LC: Jakob Abrams has been a tremendous advocate and collaborator for years. I actually met him when he auditioned for the third or fourth play I ever staged. I was attending the Pratt Institute at the time, but I think it was the summer and I was putting on a piece called Gay Play at the Bowery Poetry Club. It was a two-person play and only two people answered the casting call, so they were both in. My theater company had absolutely no money, but we were trying to pass as some sort of semi-respectable outfit. So we stole some space at Pratt for the auditions --- we set up a desk at the very far end of this huge, huge empty room with windows that afforded an impressive view of Manhattan. It was sort of hilarious. And Jake did sides and I think my only direction to him was speak slower, then I told him I’d get back to him and hired him a few days later. We were really just figuring out things as we went along. But Jake was great --- he really made the effort to understand the material and what I wanted. I would definitely say he’s the foremost interpreter of my dramatic work. So I’d frequently bring him on projects, many of which failed for one reason or another. We tried to mount this catastrophically large production of Hamlet once, where he was Laertes. We lost the venue eventually because I was getting very Robert Wilsony with the technical aspects. It took a while for me to find my footing as a director. Of course, meanwhile, Jakob had his own things going on --- he’s a great filmmaker himself and was operating under the banner of Child Therapy Productions. Because he was doing so much free work for me, I’d return the favor whenever he asked and act in his projects. It was during shooting this public access show called Life Coaching , which Jake made, that I met the rest of you creatively. I’ve acted with Melinda Prisco and I made a cameo in a TV pilot starring Jose Cavazos --- and now the four of us spend most of our free time every day in the Cavazos Films production office working on Mom. It’s been extremely interesting and rewarding working with you guys. Because we’re operating on such a small level, there’s always so much work to be done. Every day. We’re hoping to assemble a team of interns soon before we murder each other or die of exhaustion.
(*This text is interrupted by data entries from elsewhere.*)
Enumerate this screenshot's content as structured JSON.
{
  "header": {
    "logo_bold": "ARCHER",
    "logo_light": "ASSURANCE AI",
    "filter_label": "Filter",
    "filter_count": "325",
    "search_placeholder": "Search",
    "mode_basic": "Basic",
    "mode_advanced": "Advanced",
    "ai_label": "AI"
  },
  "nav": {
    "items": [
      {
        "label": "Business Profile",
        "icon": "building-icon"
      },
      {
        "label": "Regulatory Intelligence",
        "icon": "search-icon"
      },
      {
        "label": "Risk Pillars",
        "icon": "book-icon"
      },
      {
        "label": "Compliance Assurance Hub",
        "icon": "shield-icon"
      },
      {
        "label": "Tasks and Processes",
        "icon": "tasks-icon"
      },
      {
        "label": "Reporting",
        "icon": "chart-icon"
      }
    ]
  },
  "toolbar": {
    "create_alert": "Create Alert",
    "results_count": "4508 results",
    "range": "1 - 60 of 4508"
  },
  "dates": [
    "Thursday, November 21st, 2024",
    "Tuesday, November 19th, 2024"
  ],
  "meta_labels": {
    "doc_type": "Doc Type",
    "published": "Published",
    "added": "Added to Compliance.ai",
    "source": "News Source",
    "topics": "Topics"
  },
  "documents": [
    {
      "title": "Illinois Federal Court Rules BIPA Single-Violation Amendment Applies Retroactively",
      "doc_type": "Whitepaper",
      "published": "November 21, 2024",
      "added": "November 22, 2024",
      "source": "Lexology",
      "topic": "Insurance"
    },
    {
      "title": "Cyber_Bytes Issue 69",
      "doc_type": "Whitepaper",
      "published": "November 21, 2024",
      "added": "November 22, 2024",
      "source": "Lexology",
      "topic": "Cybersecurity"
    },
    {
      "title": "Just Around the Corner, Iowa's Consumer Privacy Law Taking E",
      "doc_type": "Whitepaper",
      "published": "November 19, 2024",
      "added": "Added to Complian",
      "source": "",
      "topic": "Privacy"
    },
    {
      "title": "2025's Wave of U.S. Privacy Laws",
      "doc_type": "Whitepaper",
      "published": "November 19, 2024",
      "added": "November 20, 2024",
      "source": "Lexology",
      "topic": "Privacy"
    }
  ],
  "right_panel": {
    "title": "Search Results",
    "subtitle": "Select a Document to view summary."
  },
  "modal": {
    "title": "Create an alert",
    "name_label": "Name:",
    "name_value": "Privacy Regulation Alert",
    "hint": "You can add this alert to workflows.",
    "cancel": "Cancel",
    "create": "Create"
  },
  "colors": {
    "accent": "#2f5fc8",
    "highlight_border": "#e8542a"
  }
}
CF: Why did you decide to direct the film yourself?

LC: Jakob was really supportive of the idea. A few of my plays have been staged under somebody else’s direction, which is always interesting, but with my own dramatic work I really do prefer to direct it myself.  I have experience in directing for the stage and training as a photographer, so I’m not entirely a dilettante. The exciting thing about film is how collaborative it is. But I’m confident in my role as, so to speak, the conductor of this symphony. We’re all bringing something to this film, each of us bringing something unique and important, and it’s entirely gratifying to be so centrally involved in shaping these words on a page into a moving picture.

CF: How important is the Kickstarter fundraising campaign to the project?

LC: It is vital. We’re an entirely independent production --- we have nothing to do with any industry or whatever. We have to raise every cent that is going into the picture ourselves. We need the trust and generosity of friends and strangers; then we’re going to turn around and make a piece of art that is going to be unbelievably amazing. I can feel it. So there.